Kaz Komolafe (center) with the 124th Cavalier Daily managing board
Kaz Komolafe (center) with the 124th Cavalier Daily managing board

Previous Cavalier Daily editor-in-chiefs will remember the fake window which provides a rare glimpse of the outside world in what is now the basement of Newcomb Hall. During snowstorms, 90-degree heat waves and torrential downpour the view in the portrait remains the same — unchangeable. The Cavalier Daily, however, is not the same. Editors have come and gone, AP style has introduced new, seemingly ridiculous words to the lexicon, and yes, the media industry as a whole has changed more than anything else.

My first task as editor-in-chief this spring was to announce the new restructuring of the 124-year-old newspaper that I have carried with me, figuratively and literally, since stepping on Grounds three years ago. In August, the previously daily newspaper will become a semiweekly newsmagazine with daily production online. Multimedia, social media, iPad and mobile apps and a focus on reader engagement will supplement our digital coverage.

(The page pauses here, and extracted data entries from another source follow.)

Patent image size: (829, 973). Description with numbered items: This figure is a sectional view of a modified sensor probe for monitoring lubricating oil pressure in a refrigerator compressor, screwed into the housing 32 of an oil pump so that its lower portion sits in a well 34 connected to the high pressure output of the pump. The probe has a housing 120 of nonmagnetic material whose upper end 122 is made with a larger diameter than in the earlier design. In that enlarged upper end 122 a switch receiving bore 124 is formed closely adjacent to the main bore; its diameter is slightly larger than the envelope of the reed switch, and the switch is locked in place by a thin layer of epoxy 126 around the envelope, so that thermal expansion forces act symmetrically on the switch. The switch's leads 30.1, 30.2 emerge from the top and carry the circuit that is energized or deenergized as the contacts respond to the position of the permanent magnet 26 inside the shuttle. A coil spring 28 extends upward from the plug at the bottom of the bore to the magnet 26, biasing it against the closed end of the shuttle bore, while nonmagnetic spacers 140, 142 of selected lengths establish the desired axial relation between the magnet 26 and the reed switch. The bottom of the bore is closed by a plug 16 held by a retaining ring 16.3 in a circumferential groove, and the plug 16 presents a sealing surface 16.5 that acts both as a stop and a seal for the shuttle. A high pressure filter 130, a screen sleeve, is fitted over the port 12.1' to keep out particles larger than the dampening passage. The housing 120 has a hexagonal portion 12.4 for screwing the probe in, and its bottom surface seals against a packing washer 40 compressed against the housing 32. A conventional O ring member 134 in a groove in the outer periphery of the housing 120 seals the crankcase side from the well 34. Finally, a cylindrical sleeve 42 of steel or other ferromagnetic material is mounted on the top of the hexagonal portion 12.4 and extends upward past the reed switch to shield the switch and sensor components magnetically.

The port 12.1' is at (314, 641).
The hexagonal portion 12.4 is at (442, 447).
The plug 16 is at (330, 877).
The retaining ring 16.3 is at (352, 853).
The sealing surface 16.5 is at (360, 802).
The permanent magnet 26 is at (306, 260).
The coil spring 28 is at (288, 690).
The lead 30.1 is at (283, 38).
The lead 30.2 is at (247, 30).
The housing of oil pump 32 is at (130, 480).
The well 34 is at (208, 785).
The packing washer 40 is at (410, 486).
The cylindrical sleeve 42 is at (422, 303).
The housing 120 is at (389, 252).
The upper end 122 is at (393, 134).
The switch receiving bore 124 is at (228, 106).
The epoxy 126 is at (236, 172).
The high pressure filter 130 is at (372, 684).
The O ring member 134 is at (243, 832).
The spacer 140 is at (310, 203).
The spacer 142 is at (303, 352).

I have read many online comments, blog posts and articles lamenting the decision, deeming our efforts to retain the print editor subpar, so I want to tell you like I told those critics that this decision was motivated by our desire to maintain high quality news coverage and to train our writers to do the same. This is not an assertion, I know it. I know it, because in my three years at the newspaper I have edited every single section of it. I started writing for The Cavalier Daily as a first year, one of the many former high school editors, became the editor of that section and then rose to managing editor last year. Now as editor-in-chief I feel comfortable saying that more time to produce investigative, long-form stories with informative graphics and powerful photography is the way we need to move forward.

We are at the forefront of digital-first, and that’s exciting. Rather than being dragged kicking and screaming into the 21st century we are beating our own path. That, to me, is what future journalists need to do. Traditional journalism grew out of a passion for the truth, forming slowly as intellectual powerhouses stripped back bureaucracy and lambasted corruption the world over. In this new age of journalism, the same amount of initiative needs to be taken, and that responsibility is one we have willingly accepted.

Kaz Komolafe is a third-year College student and the new editor-in-chief of The Cavalier Daily.